Le col de la Chapelotte fait partie de ces champs de batailles oubliés des historiens, loin de Verdun, de la Somme ou du Chemin des Dames. Deux ouvrages anciens en font un peu mention : celui de Jacques Sadoul et celui du Capitaine Peyot. Pourtant, cette zone fut la proie d’une intense activité souterraine qui n’a rien a envier a l’Argonne. Cet oubli fut réparé par le très complet -et excellent- ouvrage de Jacques Bourquin qui a réussi l’exploit de relater cette histoire (surtout les combats de surface, même si un chapitre entier est réservé à la guerre de mines) tant côté français que côté allemand.

L’article qui suit n’a pas pour but d’étudier l’histoire de la guerre de mines sur ce col (un article complet est en préparation) ; il a simplement pour objectif de décrire un épisode riche en rebondissements rappelant certaines pièces de théâtres et qui tint en haleine Français et Allemands pendant 4 mois.

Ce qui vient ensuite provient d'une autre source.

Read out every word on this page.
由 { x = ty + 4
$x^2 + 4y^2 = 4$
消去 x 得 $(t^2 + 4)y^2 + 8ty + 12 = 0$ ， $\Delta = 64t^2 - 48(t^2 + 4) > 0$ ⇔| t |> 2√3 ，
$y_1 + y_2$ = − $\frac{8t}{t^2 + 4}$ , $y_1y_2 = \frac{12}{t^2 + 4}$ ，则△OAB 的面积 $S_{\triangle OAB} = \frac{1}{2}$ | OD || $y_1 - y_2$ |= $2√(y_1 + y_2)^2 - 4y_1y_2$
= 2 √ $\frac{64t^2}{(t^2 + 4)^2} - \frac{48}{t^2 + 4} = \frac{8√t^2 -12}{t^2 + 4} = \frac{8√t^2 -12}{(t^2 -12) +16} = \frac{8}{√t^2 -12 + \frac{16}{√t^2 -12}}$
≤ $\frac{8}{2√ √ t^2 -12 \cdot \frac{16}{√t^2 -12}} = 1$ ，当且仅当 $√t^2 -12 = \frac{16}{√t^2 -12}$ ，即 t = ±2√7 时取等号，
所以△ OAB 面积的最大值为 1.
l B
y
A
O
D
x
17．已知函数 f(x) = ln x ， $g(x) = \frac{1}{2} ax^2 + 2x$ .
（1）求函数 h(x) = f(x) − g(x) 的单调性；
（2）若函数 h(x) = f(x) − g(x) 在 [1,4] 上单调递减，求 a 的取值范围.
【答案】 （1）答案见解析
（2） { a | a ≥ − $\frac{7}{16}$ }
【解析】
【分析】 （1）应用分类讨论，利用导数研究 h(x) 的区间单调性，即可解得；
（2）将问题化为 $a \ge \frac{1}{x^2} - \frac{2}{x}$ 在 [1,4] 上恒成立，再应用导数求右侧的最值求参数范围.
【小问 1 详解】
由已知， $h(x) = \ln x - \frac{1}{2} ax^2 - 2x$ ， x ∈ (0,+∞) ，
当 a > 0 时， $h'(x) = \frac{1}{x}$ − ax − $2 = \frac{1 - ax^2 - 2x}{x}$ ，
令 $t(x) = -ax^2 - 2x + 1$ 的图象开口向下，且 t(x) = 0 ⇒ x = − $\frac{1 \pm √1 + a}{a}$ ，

En voici l’histoire, rideaux !

Le 26 aout 1917, la compagnie 27/4 du 11ème régiment de Génie charge un camouflet dans les mines de la Chapelotte ; travail devenu banal au cours des années, et tout se passe sans incident notable. Le camouflet, chargé de 13820 kg de poudre, explose le 27 à 10h10. Comme il est de mise en pareille circonstance, la galerie est ensuite ventilée pour faire disparaitre le plus rapidement possible les gaz toxiques, afin de poursuivre les forages.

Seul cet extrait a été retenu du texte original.